Since these are ceilings, the card companies may charge lower interest rates, if they want. But I doubt that they will have the kindness of heart and generosity of spirit to do that, especially in these difficult times when the banks need to raise funds elsewhere to make up for pandemic-induced losses and reduced business.
In a press statement, BSP said its reform initiative is pursuant to the BSP’s supervisory authority over all credit card issuers under the Credit Card Industry Regulation Law. It is also seen to promote responsible credit card lending in the country.
“Amid the rising use of electronic platforms for payments, the issuance will enable credit cardholders to settle financial transactions under more affordable pricing terms,” according to Governor Diokno.
The setting of a maximum ceiling on interest or finance charges on credit card transactions is also in keeping with the country’s current low interest rate environment.
The new regulation also waives the requirement for credit card issuers to notify the cardholder of the said changes on interest or finance charges at least 90 calendar days before such changes take effect.
Diokno has been a very pro-consumer and pro-people BSP governor, making him my No. 1 candidate for best central bank governor ever.
The series of interest rate cuts he has ordered since the pandemic broke out in March this year and the BSP liquidity measures to pump cash into the battered economy have meant additional P1.5 trillion in the hands of consumers and the financial system.
The Philippine is in a recession, the deepest and the worst in the country’s history. So the moves to refloat the economy should also be unprecedented.
The P1.5 trillion may not be enough. It is just 7.6 percent of our 2016 GDP. The average stimulus spending in other countries is at least 15 percent of a country’s GDP. Our GDP, or the size of the economy, is P25 trillion. About 15 percent of that is P3.75 trillion. Other countries have pumped as much as half of the value of their economy to refloat their economies.
At the same time, the interest rate on the BSP’s overnight reverse repurchase (RRP) facility remains at 2.25 percent.

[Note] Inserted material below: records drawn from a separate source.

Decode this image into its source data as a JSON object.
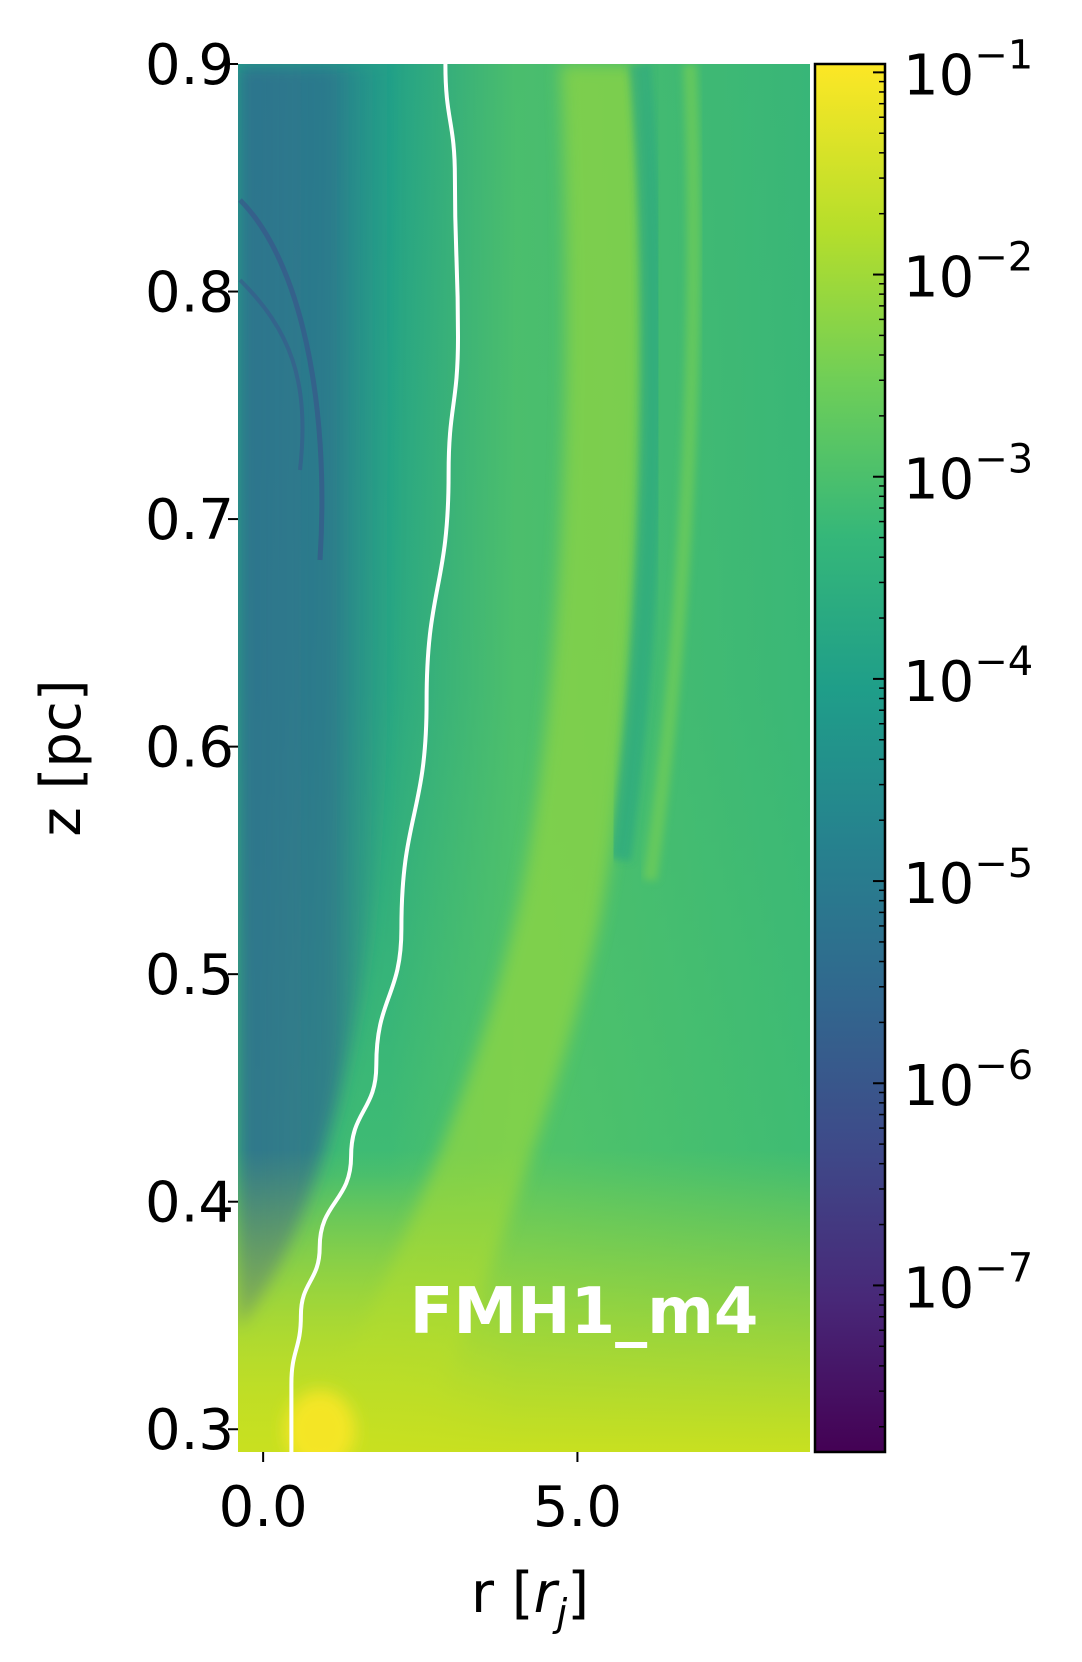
{
  "chart_data": {
    "type": "heatmap",
    "title": "",
    "annotation": "FMH1_m4",
    "xlabel": "r [",
    "xlabel_math": "r",
    "xlabel_sub": "j",
    "xlabel_close": "]",
    "ylabel": "z [pc]",
    "xlim": [
      -0.4,
      8.7
    ],
    "ylim": [
      0.29,
      0.9
    ],
    "x_ticks": [
      0.0,
      5.0
    ],
    "x_tick_labels": [
      "0.0",
      "5.0"
    ],
    "y_ticks": [
      0.3,
      0.4,
      0.5,
      0.6,
      0.7,
      0.8,
      0.9
    ],
    "y_tick_labels": [
      "0.3",
      "0.4",
      "0.5",
      "0.6",
      "0.7",
      "0.8",
      "0.9"
    ],
    "colormap": "viridis",
    "color_scale": "log",
    "colorbar_range": [
      1.5e-08,
      0.11
    ],
    "colorbar_ticks": [
      {
        "value": 1e-07,
        "base": "10",
        "exponent": "−7"
      },
      {
        "value": 1e-06,
        "base": "10",
        "exponent": "−6"
      },
      {
        "value": 1e-05,
        "base": "10",
        "exponent": "−5"
      },
      {
        "value": 0.0001,
        "base": "10",
        "exponent": "−4"
      },
      {
        "value": 0.001,
        "base": "10",
        "exponent": "−3"
      },
      {
        "value": 0.01,
        "base": "10",
        "exponent": "−2"
      },
      {
        "value": 0.1,
        "base": "10",
        "exponent": "−1"
      }
    ],
    "contour_line": {
      "color": "#ffffff",
      "points": [
        [
          0.45,
          0.29
        ],
        [
          0.45,
          0.32
        ],
        [
          0.6,
          0.35
        ],
        [
          0.9,
          0.38
        ],
        [
          1.4,
          0.42
        ],
        [
          1.8,
          0.46
        ],
        [
          2.2,
          0.52
        ],
        [
          2.6,
          0.62
        ],
        [
          2.95,
          0.72
        ],
        [
          3.1,
          0.78
        ],
        [
          3.05,
          0.85
        ],
        [
          2.9,
          0.9
        ]
      ]
    },
    "colors": {
      "bg_low": "#2f6a8e",
      "bg_mid": "#22a384",
      "bg_high": "#5ec962",
      "peak": "#fde725"
    }
  }
}
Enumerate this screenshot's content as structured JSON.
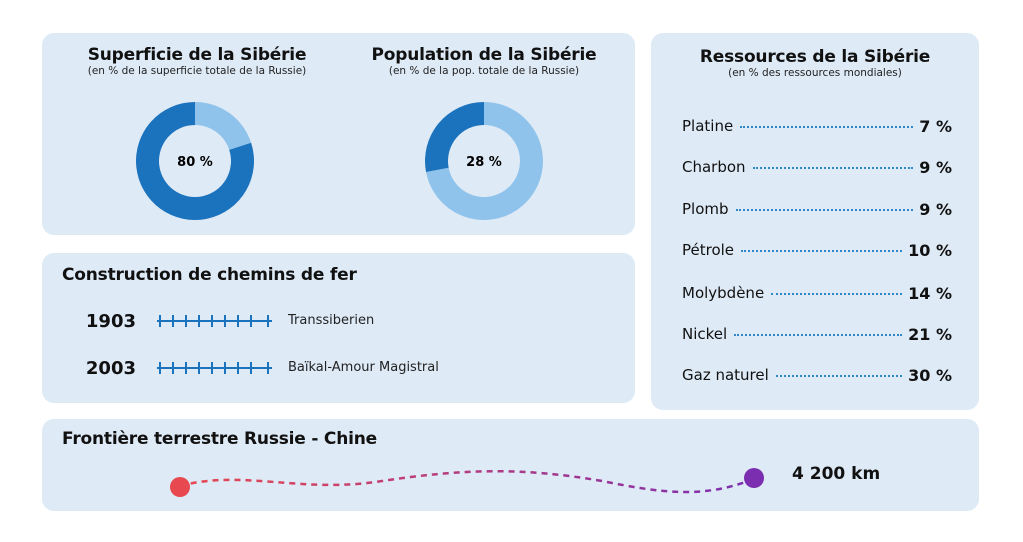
{
  "area": {
    "title": "Superficie de la Sibérie",
    "subtitle": "(en % de la superficie totale de la Russie)",
    "value_label": "80 %"
  },
  "population": {
    "title": "Population de la Sibérie",
    "subtitle": "(en % de la pop. totale de la Russie)",
    "value_label": "28 %"
  },
  "railways": {
    "title": "Construction de chemins de fer",
    "items": [
      {
        "year": "1903",
        "name": "Transsiberien"
      },
      {
        "year": "2003",
        "name": "Baïkal-Amour Magistral"
      }
    ]
  },
  "resources": {
    "title": "Ressources de la Sibérie",
    "subtitle": "(en % des ressources mondiales)",
    "items": [
      {
        "name": "Platine",
        "value": "7 %"
      },
      {
        "name": "Charbon",
        "value": "9 %"
      },
      {
        "name": "Plomb",
        "value": "9 %"
      },
      {
        "name": "Pétrole",
        "value": "10 %"
      },
      {
        "name": "Molybdène",
        "value": "14 %"
      },
      {
        "name": "Nickel",
        "value": "21 %"
      },
      {
        "name": "Gaz naturel",
        "value": "30 %"
      }
    ]
  },
  "border": {
    "title": "Frontière terrestre Russie - Chine",
    "distance": "4 200 km"
  },
  "colors": {
    "panel": "#deeaf6",
    "dark_blue": "#1b72bd",
    "light_blue": "#8fc3ec",
    "red": "#e8484f",
    "purple": "#7b2fb0",
    "rail": "#1b72bd"
  },
  "chart_data": [
    {
      "type": "pie",
      "title": "Superficie de la Sibérie",
      "slices": [
        {
          "label": "Sibérie",
          "value": 80
        },
        {
          "label": "",
          "value": 20
        }
      ]
    },
    {
      "type": "pie",
      "title": "Population de la Sibérie",
      "slices": [
        {
          "label": "Sibérie",
          "value": 28
        },
        {
          "label": "",
          "value": 72
        }
      ]
    }
  ]
}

This has been the lowest policy rate since the beginning of the pandemic.
Ben, however, should have done more good if he pegged credit card interest rates with those in the ASEAN region – about 16 to 18 percent per year. The 24 percent per year is still the highest in nearly all of Asia.
But the 24 percent has been a deep cut. The previous rate was 3.5 per cent per month or 42 percent per year— among the highest in the world.
Diokno has called the 42 percent annual rate unacceptable.
Per BSP data, banks have total credit card receivables of P446 billion. Apply 42 percent of that and you get P187.32 billion in whopping revenues for the banks as finance charges. Apply 24 percent of P446 billion and you get P107 billion. Deduct P107 billion from P187.32 billion and you get P80.32 billion—that is the amount card holders will save, in theory, if credit card finance charges are cut to just 24 percent.
Actually, 42 percent is just a starting rate. The credit card companies charge an additional 5 percent for failure of cardholders to settle bills on time, which usually happens because the banks send their bills late or not at all (there is a fee of P200 for sending those bills), or use intricate passwords before the cardholder can decipher his balance due online. Also, in the statement of account, the card number is not indicated, only the “customer number” is shown; so the cardholder doesn’t know which card he is actually trying to pay, if he has many cards.
The 5 percent add-on makes the monthly interest rate 8.5 percent (3.5 plus 5) or an effective annual interest rate of 102 percent; the banks double their money in just one month.
In a previous column, I said not even bank robbery can match that kind of profit-making by banks from their credit card operations, a no-sweat business. If you assume credit card bad loans average 5 percent of receivables, 102 minus 5 still leaves the banks with a 97-percent return.